Wenn ich in die Natur schaue, dann sehe ich aber eine ganz andere Lebensart. Nämlich Kooperation. Ich bin auch sicher, dass wir uns in Zukunft viel mehr selber helfen werden - anstatt Ansprüche an Politiker zu stellen.


Stell Dir einmal vor, wie es wäre, wenn alle Menschen einander helfen würden. Wenn wir uns in unseren Projekten unterstützen würden. Wenn wir uns in unserer Vielfalt lieben würden. Uns freuen würden, dass jeder so ist, wie er ist. Wenn wir freundlich aufeinander zugehen würden. Uns umarmen, wenn wir Lust dazu haben. Wenn wir uns öffnen für ein neues Miteinander.


Das ist für mich Kunst.


Spürst Du dieses Kribbeln auch, schon nur, wenn Du daran denkst, was das in Dir bewirken könnte?


Ich spüre dieses Kribbeln, es ist immer noch da. Es wird langsam wieder stärker.


Ja, es ist mühsam, alle abgespaltenen Teile aufzuspüren. Sie anzunehmen. Es ist ein unangenehmer Prozess, alle Puzzleteile dann auch wieder zusammen zu fügen.
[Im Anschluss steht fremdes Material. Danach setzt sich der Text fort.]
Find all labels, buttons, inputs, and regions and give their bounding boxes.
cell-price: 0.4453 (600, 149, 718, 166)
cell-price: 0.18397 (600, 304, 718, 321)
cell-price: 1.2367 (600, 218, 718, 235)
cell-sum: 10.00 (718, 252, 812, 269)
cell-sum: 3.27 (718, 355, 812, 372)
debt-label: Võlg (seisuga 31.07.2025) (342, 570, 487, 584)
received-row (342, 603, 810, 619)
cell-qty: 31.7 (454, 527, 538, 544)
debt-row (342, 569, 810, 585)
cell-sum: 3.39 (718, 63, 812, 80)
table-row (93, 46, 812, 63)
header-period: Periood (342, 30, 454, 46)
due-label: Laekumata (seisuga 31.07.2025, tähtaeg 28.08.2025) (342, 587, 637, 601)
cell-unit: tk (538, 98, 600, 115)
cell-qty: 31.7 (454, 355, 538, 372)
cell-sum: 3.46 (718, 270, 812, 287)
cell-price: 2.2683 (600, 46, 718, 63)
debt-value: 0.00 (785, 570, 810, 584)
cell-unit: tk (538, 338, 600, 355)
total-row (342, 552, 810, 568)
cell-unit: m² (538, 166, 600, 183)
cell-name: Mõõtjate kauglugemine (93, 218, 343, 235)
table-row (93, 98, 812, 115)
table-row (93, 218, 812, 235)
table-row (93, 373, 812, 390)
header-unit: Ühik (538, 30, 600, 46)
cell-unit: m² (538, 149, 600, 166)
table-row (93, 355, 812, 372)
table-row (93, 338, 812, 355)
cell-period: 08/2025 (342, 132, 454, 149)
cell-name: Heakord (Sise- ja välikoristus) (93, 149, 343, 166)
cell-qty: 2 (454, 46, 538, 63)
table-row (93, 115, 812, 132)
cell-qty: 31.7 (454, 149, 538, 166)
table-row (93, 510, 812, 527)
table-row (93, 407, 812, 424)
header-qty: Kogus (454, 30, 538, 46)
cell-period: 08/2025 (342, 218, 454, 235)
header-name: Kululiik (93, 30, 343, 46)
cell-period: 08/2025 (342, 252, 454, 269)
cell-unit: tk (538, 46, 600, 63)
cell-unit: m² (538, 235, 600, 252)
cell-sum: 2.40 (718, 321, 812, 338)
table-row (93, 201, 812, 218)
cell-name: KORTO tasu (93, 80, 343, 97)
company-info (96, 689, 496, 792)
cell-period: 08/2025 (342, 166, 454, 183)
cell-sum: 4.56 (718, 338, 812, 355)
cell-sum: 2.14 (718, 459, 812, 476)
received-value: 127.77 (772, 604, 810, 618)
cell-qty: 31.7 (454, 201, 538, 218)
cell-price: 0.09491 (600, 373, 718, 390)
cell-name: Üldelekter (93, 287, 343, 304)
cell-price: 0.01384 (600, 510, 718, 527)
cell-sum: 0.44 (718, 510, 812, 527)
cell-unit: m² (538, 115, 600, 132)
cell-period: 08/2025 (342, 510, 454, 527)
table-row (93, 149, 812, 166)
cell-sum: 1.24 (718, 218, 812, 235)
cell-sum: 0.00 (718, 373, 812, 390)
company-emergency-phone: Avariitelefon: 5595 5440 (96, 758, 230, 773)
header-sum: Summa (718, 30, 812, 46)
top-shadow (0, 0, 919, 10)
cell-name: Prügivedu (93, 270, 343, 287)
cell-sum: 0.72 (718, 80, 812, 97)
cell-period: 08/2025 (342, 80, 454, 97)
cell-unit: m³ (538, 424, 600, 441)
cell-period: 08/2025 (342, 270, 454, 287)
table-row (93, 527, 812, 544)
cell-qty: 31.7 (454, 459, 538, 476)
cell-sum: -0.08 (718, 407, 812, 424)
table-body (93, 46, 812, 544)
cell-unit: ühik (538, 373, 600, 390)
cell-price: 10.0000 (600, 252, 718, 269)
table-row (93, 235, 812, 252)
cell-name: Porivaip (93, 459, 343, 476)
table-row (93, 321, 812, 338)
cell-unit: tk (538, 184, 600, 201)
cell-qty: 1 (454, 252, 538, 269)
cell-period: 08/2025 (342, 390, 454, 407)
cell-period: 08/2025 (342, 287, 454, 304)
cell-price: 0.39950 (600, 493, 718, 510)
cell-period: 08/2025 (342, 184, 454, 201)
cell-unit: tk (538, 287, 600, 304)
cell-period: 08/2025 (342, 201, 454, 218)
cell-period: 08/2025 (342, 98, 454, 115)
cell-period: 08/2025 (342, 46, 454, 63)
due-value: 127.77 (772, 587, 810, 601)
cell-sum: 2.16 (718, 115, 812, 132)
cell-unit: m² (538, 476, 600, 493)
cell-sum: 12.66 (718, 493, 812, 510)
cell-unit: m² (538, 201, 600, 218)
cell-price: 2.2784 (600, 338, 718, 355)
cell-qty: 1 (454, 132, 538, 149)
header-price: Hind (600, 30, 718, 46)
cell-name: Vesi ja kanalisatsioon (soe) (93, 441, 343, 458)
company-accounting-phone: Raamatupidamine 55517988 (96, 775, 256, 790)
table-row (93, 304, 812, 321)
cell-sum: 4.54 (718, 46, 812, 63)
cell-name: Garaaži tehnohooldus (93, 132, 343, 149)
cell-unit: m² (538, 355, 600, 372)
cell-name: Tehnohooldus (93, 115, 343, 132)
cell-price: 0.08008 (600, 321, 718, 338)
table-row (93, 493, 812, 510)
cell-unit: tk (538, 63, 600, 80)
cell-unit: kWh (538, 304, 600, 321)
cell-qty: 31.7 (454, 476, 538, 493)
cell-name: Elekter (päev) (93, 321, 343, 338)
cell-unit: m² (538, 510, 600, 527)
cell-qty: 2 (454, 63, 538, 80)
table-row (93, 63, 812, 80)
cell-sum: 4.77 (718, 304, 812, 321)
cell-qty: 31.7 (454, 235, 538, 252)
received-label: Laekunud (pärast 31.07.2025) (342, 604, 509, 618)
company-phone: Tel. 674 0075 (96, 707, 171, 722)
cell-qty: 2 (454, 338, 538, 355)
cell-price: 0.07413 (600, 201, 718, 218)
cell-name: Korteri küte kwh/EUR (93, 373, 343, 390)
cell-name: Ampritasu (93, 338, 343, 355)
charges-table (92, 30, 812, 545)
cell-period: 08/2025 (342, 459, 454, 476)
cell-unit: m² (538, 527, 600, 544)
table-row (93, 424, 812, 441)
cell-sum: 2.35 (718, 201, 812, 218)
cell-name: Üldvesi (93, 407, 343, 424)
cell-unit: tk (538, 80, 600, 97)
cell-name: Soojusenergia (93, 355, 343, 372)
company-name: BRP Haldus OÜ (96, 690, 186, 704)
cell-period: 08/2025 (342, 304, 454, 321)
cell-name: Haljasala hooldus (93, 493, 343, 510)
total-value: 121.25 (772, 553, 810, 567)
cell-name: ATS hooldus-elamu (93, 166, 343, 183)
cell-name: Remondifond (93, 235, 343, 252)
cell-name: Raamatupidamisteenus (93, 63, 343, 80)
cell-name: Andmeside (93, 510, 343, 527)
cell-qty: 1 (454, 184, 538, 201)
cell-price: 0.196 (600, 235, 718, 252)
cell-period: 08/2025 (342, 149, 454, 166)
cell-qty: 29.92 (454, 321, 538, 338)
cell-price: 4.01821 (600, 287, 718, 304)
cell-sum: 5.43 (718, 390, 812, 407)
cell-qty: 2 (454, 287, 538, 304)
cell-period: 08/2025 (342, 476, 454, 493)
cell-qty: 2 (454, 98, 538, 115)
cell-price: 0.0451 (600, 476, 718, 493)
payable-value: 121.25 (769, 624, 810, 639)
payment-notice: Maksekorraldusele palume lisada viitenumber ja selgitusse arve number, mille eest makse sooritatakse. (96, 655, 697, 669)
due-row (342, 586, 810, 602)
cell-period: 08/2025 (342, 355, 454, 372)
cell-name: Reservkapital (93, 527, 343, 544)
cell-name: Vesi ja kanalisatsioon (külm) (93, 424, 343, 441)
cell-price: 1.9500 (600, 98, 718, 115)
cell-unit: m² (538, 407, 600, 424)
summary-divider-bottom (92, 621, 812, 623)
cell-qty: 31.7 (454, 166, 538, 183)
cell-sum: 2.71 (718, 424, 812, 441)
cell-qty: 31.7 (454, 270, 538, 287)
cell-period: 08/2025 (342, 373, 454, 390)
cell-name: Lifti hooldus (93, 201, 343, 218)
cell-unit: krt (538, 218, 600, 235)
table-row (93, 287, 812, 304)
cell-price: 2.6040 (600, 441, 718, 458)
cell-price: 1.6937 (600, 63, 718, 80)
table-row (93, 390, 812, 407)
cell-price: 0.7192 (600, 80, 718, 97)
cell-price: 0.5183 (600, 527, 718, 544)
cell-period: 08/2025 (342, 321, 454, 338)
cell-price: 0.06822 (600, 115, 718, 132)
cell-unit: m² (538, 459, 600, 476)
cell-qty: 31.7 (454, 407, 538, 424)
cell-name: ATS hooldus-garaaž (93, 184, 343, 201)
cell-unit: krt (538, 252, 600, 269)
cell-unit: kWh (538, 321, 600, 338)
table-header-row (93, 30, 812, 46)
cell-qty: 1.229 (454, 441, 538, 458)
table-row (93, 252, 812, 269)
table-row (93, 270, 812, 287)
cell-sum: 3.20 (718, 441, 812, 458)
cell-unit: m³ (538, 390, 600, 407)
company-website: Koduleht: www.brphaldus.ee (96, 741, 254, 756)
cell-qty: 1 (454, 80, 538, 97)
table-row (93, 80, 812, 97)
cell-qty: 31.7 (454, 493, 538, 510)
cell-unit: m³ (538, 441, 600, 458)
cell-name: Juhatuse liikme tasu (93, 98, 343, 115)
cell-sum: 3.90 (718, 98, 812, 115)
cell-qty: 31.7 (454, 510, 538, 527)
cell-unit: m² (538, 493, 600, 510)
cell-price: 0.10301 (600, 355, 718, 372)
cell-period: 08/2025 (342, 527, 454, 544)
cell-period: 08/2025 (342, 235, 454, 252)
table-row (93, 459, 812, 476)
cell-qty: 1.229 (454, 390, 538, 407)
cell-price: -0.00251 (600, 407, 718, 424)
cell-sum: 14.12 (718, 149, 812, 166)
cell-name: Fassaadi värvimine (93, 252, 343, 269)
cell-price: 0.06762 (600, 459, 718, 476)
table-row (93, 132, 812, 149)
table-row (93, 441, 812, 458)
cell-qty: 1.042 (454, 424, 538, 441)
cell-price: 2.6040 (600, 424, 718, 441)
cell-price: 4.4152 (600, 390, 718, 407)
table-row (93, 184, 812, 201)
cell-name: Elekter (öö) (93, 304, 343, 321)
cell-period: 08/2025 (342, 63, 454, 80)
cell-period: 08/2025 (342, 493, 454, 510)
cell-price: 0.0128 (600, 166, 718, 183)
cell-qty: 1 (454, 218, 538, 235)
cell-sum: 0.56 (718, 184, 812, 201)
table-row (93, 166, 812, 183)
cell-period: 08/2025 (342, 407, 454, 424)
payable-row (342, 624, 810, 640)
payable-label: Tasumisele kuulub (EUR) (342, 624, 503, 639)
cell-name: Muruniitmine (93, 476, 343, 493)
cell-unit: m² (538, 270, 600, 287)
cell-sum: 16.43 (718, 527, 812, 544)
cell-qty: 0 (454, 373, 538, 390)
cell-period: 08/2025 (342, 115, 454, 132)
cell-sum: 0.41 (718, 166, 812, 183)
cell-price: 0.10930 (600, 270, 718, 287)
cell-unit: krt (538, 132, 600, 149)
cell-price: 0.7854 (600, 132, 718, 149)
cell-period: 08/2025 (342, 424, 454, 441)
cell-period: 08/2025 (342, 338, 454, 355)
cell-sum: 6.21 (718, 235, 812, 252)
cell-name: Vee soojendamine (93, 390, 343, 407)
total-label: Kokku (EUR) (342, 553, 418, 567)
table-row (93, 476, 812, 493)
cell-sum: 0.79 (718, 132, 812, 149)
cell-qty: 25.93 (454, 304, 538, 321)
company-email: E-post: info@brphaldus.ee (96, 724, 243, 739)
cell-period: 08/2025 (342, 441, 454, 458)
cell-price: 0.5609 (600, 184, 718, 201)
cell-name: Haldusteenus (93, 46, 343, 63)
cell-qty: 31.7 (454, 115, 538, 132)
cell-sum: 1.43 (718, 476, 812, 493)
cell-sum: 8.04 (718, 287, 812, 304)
Aber dieser Entwicklungsschritt steht jetzt an.


Spannend finde ich auch, dass ich immer wieder auf Menschen treffe, wenn ich nicht alleine weiterkomme, die mir einen Schubs geben, die mir gut zu reden, die mich unterstützen, die kooperativ sind, aus ihrem Herzen einfach Mensch sind.


Wir sind uns nicht seit Beginn der Menschheit feindlich gesinnt. Weil sonst wären wir schon längst ausgestorben. Wir sind Natur und spüren sofort, wenn es jemandem schlecht geht. Wir helfen einander instinktiv, wenn jemand Hilfe benötigt.


Wenn wir all unsere Sinne wieder miteinander verbinden, uns wieder in dieser Ganzheit spüren, haben wir eine riesige Chance, uns ganz neu kennenzulernen.


Ich lerne mich selber kennen ist ein guter Anfang für dieses Unterfangen.


In diesem Sinne wünsche ich Euch Allen da draussen Mut und Kraft und dass wir uns in unseren Herzen verbinden mögen und wirklich erkennen können, dass diese Krise die grösste Chance bringt, eine neue Welt zu kreieren, die Dir und mir gefällt.


Und eins noch als Erinnerung. Du bist ein Kind der Liebe. Und gehörst immer dazu. Du bist der Klang des Universums.